BiG-SCAPE and BiG-SLiCE were originally created to group gene clusters with similar core features into “gene cluster families.” Each family is expected to produce the same or closely related molecules. BiG-SCAPE builds detailed networks of similarities between clusters, while BiG-SLiCE is tuned for speed, able to handle millions of clusters by turning them into simple numerical fingerprints and then clustering those fingerprints. Together, they underpin a growing ecosystem of genome-mining pipelines, databases, and interactive viewers that help researchers navigate microbial chemistry at a planetary scale.

What’s New in BiG-SCAPE 2.0

The 2.0 version of BiG-SCAPE introduces a series of upgrades aimed at both biology and computation.
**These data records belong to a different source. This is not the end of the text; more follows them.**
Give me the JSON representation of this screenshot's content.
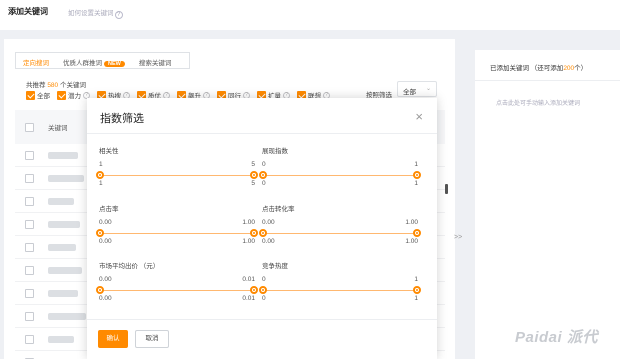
{
  "header": {
    "title": "添加关键词",
    "help": "如何设置关键词",
    "help_icon": "?"
  },
  "tabs": [
    {
      "label": "定向搜词",
      "active": true
    },
    {
      "label": "优质人群推词",
      "badge": "NEW"
    },
    {
      "label": "搜索关键词"
    }
  ],
  "recommend": {
    "prefix": "共推荐",
    "count": "580",
    "suffix": "个关键词"
  },
  "filters": [
    {
      "label": "全部",
      "checked": true
    },
    {
      "label": "潜力",
      "checked": true
    },
    {
      "label": "热搜",
      "checked": true
    },
    {
      "label": "质优",
      "checked": true
    },
    {
      "label": "飙升",
      "checked": true
    },
    {
      "label": "同行",
      "checked": true
    },
    {
      "label": "扩量",
      "checked": true
    },
    {
      "label": "联想",
      "checked": true
    }
  ],
  "sort": {
    "label": "按照筛选",
    "value": "全部"
  },
  "table": {
    "header": "关键词"
  },
  "right_panel": {
    "prefix": "已添加关键词 （还可添加",
    "count": "200",
    "suffix": "个）",
    "hint": "点击此处可手动输入添加关键词"
  },
  "transfer_arrows": ">>",
  "watermark": "Paidai 派代",
  "modal": {
    "title": "指数筛选",
    "close_icon": "×",
    "sliders": [
      {
        "name": "相关性",
        "top_min": "1",
        "top_max": "5",
        "bottom_min": "1",
        "bottom_max": "5"
      },
      {
        "name": "展现指数",
        "top_min": "0",
        "top_max": "1",
        "bottom_min": "0",
        "bottom_max": "1"
      },
      {
        "name": "点击率",
        "top_min": "0.00",
        "top_max": "1.00",
        "bottom_min": "0.00",
        "bottom_max": "1.00"
      },
      {
        "name": "点击转化率",
        "top_min": "0.00",
        "top_max": "1.00",
        "bottom_min": "0.00",
        "bottom_max": "1.00"
      },
      {
        "name": "市场平均出价 （元）",
        "top_min": "0.00",
        "top_max": "0.01",
        "bottom_min": "0.00",
        "bottom_max": "0.01"
      },
      {
        "name": "竞争热度",
        "top_min": "0",
        "top_max": "1",
        "bottom_min": "0",
        "bottom_max": "1"
      }
    ],
    "confirm": "确认",
    "cancel": "取消"
  },
  "colors": {
    "accent": "#ff8a00"
  }
}
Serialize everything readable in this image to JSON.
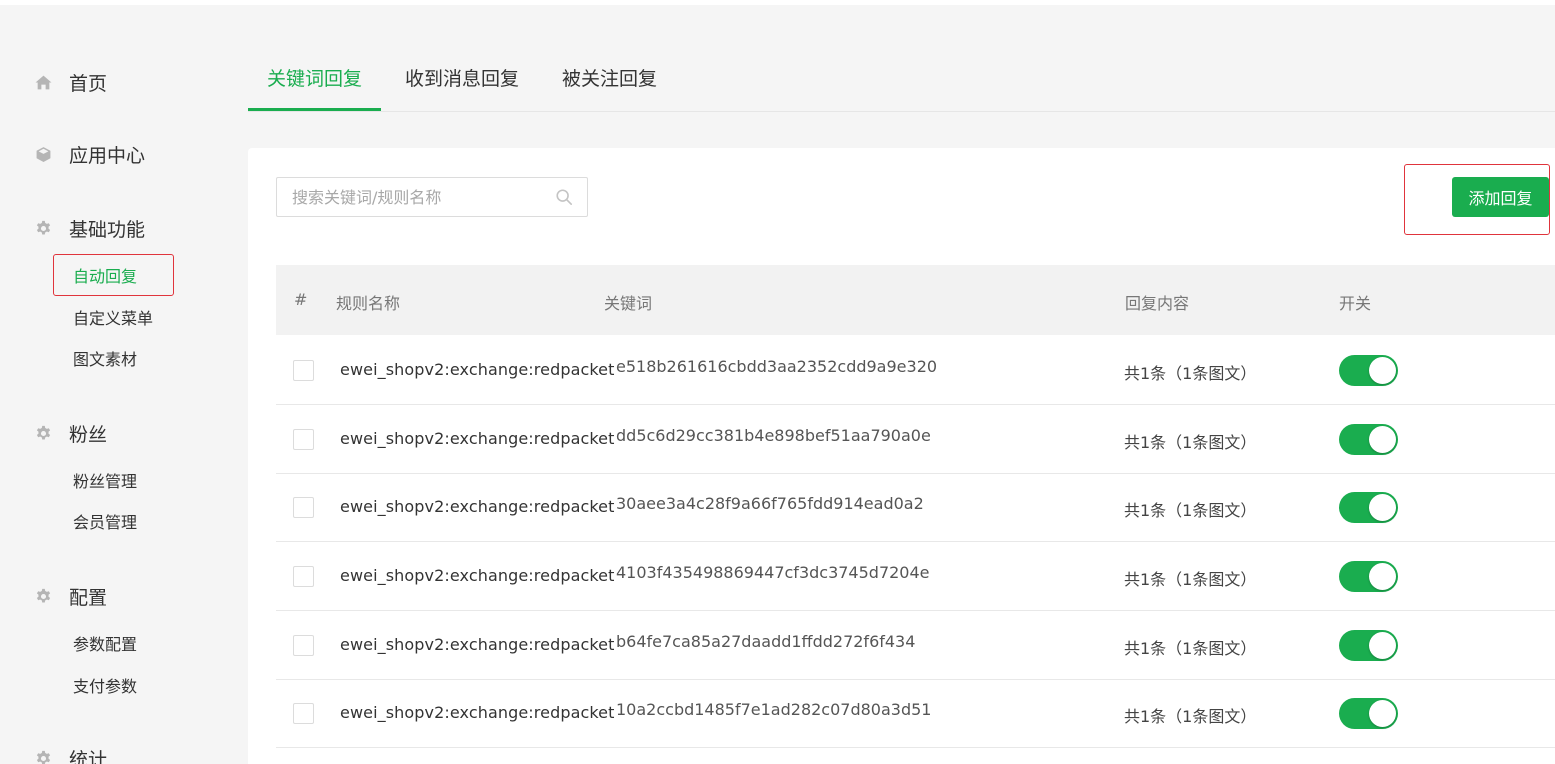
{
  "sidebar": {
    "home": "首页",
    "app_center": "应用中心",
    "basic": {
      "label": "基础功能",
      "items": [
        "自动回复",
        "自定义菜单",
        "图文素材"
      ]
    },
    "fans": {
      "label": "粉丝",
      "items": [
        "粉丝管理",
        "会员管理"
      ]
    },
    "config": {
      "label": "配置",
      "items": [
        "参数配置",
        "支付参数"
      ]
    },
    "stats": {
      "label": "统计"
    }
  },
  "tabs": [
    "关键词回复",
    "收到消息回复",
    "被关注回复"
  ],
  "search": {
    "placeholder": "搜索关键词/规则名称",
    "value": ""
  },
  "add_button": "添加回复",
  "table": {
    "headers": {
      "index": "#",
      "name": "规则名称",
      "keyword": "关键词",
      "content": "回复内容",
      "switch": "开关"
    },
    "rows": [
      {
        "name": "ewei_shopv2:exchange:redpacket",
        "keyword": "e518b261616cbdd3aa2352cdd9a9e320",
        "content": "共1条（1条图文）",
        "enabled": true
      },
      {
        "name": "ewei_shopv2:exchange:redpacket",
        "keyword": "dd5c6d29cc381b4e898bef51aa790a0e",
        "content": "共1条（1条图文）",
        "enabled": true
      },
      {
        "name": "ewei_shopv2:exchange:redpacket",
        "keyword": "30aee3a4c28f9a66f765fdd914ead0a2",
        "content": "共1条（1条图文）",
        "enabled": true
      },
      {
        "name": "ewei_shopv2:exchange:redpacket",
        "keyword": "4103f435498869447cf3dc3745d7204e",
        "content": "共1条（1条图文）",
        "enabled": true
      },
      {
        "name": "ewei_shopv2:exchange:redpacket",
        "keyword": "b64fe7ca85a27daadd1ffdd272f6f434",
        "content": "共1条（1条图文）",
        "enabled": true
      },
      {
        "name": "ewei_shopv2:exchange:redpacket",
        "keyword": "10a2ccbd1485f7e1ad282c07d80a3d51",
        "content": "共1条（1条图文）",
        "enabled": true
      }
    ]
  },
  "colors": {
    "accent": "#1aad4f",
    "highlight": "#e0343c"
  },
  "icons": {
    "home": "home-icon",
    "app_center": "cube-icon",
    "section": "gear-icon",
    "search": "search-icon"
  }
}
It now understands the more refined “region” concept used by the widely adopted antiSMASH tool, which separates overlapping or hybrid gene clusters into smaller, more meaningful building blocks called protoclusters. New alignment modes and strategies allow BiG-SCAPE 2.0 to home in on the truly important core genes inside each cluster, coping better with rearranged genes and fuzzy cluster boundaries. Under the hood, the codebase has been completely rewritten for speed and sustainability, using a shared SQLite database and a modern Python library for profile searches. As a result, BiG-SCAPE 2.0 can run up to eight times faster than its predecessor, while using about half the memory, and now offers multiple ready-made workflows for clustering, querying, de-duplicating, and benchmarking gene clusters through an upgraded interactive web interface.

Figure 2
Figure 2.

How BiG-SLiCE 2.0 Keeps Up with the Data Deluge

BiG-SLiCE 2.0 focuses on making ultra-large analyses more accurate without losing its hallmark speed. Earlier versions treated all gene cluster types in the same way, which unintentionally favored some families over others. By switching to a cosine-like distance measure and updating its library of biosynthetic protein signatures to the latest standards, BiG-SLiCE 2.0 now groups very different kinds of clusters more evenly. Code optimizations and the move to the same fast profile-search library as BiG-SCAPE bring additional speedups, and new options to export all results as simple text tables make it easier to plug BiG-SLiCE into other analysis pipelines. Tests against nine datasets of manually curated gene families show that BiG-SLiCE 2.0’s accuracy now approaches that of BiG-SCAPE, especially for shorter and more elusive gene clusters.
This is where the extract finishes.